Notes on the data: Screening programs - Cervical screening
Cervical screening participation, females aged 20 to 69 years, 2013 and 2014 (NSW, Vic, SA, WA and ACT)
Policy context: Cervical cancer is one of the most preventable and curable cancers. It is the nineteenth most frequent cause of cancer deaths in Australian women; and it is estimated that up to 90% of the commonest type of cervical cancer may be prevented, if cell changes are detected and treated early .
In 1991, Australia adopted an 'organised approach' to preventing cervical cancer, the National Cervical Screening Program, which recommends and encourages women under 70 years of age who have ever been sexually active to have Pap smears every two years. The key objectives of the Program are to reduce mortality and minimise morbidity from these cancers, and to maximise the efficiency of program delivery and its equity.
- Australian Institute of Health and Welfare (AIHW). Cervical screening in Australia 2010-2011. (AIHW Cat. no. CAN 72.) AIHW: Canberra; 2013.
Notes: The participation rate for the 24 month period to the end of each calendar year is based on the actual number of women screened as a percentage of the average of the ABS Estimated Resident Population for the two corresponding calendar years, excluding an estimate of those who had undergone a full hysterectomy. If a woman has attended more than once in the 24 months, she is counted once only, and the age is taken from the first visit.In some instances, percentages are calculated at greater than 100%; this may be the result of:
- the address data being a postcode which is not allocated to the correct SLA by the concordances available; or
- the address of the facility where the consultation is held or the service is provided being used, rather than the address of the client/ patient.
In time, with more reliable recording of address details, these occurrences should be reduced.
ACT totals include all of postcode 2618, although approximately 50% of the population in this postcode reside in NSW.
Cervical screening participation numbers within geographic areas along the Victorian and New South Wales borders, specifically the Murray PHN and the Albury Local Government Authority, may be under estimated because women screened in Victoria but who reside in New South Wales may not be fully allocated to the New South Wales geographic area.
Data are not available for Queensland, Tasmania and the Northern Territory.
Numerator: Number of individual women aged 20 to 69 years screened over a 24 month period ending 31 December 2014
Denominator: Women aged 20 to 69 years (Estimated Resident Population (ABS): average of 30 June 2013 and 30 June 2014; excluding an estimate of those who have had a full hysterectomy)

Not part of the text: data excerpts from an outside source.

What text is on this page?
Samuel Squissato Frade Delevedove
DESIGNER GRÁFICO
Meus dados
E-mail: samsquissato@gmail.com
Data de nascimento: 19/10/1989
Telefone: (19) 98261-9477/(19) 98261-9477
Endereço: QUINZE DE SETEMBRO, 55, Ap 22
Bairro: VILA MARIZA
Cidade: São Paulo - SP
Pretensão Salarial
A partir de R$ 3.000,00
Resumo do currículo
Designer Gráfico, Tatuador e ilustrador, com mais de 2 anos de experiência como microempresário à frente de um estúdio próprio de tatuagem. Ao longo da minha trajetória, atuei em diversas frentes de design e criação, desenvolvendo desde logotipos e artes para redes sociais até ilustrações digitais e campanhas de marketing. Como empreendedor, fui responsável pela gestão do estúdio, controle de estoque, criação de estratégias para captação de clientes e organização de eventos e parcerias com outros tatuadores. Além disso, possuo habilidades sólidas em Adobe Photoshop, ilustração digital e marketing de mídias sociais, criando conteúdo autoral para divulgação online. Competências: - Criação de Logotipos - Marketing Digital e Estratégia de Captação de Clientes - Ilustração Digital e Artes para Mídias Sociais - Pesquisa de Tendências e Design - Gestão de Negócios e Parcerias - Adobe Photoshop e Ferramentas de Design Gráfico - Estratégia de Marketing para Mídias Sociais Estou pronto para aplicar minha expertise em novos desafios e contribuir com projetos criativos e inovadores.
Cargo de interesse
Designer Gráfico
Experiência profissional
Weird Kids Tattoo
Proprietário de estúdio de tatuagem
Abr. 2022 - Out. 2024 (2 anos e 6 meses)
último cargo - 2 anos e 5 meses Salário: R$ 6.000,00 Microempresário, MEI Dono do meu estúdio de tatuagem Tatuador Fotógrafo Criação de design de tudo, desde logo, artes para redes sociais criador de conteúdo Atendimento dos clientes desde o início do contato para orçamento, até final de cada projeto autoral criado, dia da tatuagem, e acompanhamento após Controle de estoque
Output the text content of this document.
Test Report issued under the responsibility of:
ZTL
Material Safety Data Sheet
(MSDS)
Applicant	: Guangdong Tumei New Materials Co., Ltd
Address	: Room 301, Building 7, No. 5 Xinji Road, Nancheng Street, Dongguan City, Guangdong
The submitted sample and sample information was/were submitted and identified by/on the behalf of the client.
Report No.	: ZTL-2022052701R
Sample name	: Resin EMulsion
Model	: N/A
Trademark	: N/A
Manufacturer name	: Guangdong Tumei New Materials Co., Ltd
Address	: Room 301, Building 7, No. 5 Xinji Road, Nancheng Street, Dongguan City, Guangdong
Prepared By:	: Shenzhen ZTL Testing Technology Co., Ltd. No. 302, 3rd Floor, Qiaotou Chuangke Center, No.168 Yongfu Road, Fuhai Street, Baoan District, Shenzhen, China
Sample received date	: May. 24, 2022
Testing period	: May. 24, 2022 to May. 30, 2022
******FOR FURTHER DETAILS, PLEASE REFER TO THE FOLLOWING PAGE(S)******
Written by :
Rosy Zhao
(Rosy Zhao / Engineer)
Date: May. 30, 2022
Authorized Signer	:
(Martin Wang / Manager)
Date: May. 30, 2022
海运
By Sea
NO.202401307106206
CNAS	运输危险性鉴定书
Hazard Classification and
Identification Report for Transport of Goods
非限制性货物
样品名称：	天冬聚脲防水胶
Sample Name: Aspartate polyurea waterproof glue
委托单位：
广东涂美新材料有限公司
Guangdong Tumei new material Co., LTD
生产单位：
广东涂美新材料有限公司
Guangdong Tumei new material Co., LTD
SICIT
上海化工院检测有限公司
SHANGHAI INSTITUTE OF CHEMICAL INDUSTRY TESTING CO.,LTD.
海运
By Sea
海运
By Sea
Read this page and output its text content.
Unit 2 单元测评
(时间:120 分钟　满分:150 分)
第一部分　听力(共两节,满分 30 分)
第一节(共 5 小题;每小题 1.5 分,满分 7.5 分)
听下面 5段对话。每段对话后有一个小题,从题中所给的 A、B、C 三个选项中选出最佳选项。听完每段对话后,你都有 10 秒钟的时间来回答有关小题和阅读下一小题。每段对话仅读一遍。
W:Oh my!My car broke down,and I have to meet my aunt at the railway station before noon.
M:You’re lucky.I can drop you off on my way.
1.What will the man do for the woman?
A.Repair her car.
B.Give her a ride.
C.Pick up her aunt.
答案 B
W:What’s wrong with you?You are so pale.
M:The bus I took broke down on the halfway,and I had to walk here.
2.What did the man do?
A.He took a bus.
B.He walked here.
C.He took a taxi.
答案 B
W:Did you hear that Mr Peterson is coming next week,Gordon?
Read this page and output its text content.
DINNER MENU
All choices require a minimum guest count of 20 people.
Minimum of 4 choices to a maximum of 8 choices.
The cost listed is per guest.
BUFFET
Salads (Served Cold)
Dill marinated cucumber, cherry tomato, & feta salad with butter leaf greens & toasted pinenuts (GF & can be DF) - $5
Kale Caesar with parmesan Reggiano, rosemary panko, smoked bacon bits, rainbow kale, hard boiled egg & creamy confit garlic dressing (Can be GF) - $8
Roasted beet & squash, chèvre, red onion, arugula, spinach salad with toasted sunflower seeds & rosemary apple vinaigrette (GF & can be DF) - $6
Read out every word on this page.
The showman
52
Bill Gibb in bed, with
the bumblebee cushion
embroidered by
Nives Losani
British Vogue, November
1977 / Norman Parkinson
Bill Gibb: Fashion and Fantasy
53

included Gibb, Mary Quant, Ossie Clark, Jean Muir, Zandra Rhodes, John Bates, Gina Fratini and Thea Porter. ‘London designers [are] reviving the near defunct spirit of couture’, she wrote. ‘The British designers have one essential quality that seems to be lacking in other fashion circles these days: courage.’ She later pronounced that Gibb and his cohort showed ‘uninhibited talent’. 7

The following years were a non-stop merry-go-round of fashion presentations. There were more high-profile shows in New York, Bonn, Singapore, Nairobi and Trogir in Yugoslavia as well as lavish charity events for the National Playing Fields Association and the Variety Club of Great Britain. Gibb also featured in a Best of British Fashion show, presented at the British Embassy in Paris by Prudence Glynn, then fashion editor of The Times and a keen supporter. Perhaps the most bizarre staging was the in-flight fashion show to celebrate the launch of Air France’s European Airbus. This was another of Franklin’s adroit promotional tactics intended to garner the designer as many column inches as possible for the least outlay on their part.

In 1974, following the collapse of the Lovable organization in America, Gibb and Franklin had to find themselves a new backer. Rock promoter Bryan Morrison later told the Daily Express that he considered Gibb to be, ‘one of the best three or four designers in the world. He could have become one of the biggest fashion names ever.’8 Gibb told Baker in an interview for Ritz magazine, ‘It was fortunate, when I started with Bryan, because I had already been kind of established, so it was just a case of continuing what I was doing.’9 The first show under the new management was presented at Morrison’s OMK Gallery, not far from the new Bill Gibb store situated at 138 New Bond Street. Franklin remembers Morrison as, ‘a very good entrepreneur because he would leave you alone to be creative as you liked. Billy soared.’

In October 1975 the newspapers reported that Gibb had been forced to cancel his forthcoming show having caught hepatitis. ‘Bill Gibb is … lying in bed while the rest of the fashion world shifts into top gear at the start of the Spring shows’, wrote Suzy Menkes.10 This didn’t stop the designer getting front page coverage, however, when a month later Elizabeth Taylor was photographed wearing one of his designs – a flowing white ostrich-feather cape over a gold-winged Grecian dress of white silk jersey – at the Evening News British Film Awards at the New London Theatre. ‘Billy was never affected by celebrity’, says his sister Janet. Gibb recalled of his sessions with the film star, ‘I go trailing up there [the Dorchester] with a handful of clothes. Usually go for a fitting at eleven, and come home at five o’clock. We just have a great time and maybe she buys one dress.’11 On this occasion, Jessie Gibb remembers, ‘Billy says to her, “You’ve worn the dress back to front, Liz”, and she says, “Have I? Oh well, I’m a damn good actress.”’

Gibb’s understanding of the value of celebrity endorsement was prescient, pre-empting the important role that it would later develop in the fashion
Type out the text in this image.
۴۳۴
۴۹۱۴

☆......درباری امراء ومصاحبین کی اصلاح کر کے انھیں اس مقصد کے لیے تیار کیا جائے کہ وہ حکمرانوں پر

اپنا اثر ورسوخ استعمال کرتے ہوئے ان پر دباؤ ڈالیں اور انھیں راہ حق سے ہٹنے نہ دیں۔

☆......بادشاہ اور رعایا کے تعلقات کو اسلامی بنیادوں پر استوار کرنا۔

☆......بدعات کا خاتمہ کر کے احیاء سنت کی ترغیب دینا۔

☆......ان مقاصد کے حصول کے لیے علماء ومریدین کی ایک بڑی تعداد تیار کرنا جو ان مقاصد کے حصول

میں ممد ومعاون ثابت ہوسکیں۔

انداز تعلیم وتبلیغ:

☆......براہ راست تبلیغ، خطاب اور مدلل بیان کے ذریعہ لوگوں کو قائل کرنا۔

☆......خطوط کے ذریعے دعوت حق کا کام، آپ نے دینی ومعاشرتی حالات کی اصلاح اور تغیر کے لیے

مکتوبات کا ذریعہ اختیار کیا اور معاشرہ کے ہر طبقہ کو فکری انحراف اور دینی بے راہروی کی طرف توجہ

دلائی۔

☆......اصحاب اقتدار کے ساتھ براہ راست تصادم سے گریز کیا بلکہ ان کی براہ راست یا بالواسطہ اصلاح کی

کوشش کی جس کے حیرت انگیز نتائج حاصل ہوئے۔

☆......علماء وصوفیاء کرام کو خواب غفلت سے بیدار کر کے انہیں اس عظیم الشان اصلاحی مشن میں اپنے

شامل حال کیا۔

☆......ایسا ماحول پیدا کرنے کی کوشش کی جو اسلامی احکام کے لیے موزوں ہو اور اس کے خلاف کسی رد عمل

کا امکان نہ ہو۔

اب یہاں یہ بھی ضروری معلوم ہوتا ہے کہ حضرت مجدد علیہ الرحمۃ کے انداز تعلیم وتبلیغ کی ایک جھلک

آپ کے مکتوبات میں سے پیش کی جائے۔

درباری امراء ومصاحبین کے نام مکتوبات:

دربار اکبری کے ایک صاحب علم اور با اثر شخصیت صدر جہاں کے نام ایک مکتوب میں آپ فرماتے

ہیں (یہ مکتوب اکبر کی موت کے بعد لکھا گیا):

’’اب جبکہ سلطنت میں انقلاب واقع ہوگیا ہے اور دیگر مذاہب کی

Detail of analysis: Per cent
Source: Compiled by PHIDU based on data from the:
- NSW Department of Health and NSW Central Cancer Registry, 2013 and 2014; Victorian Cervical Cytology Register, 2013 and 2014; SA Cervix Screening Program, 2013 and 2014; Western Australia Cervical Cytology Register, 2013 and 2014; and ACT Cytology Register, 2013 and 2014; and
- ABS Estimated Resident Population, average of 30 June 2013 and 30 June 2014; with hysterectomy fraction data derived from AIHW analysis of the National Hospitality Morbidity Database. Available at the Australian Institute of Health and Welfare 2016. Cervical screening in Australia 2013-14. Cancer series no. 97 Cat. no. CAN 95. Canberra: AIHW. Appendix C.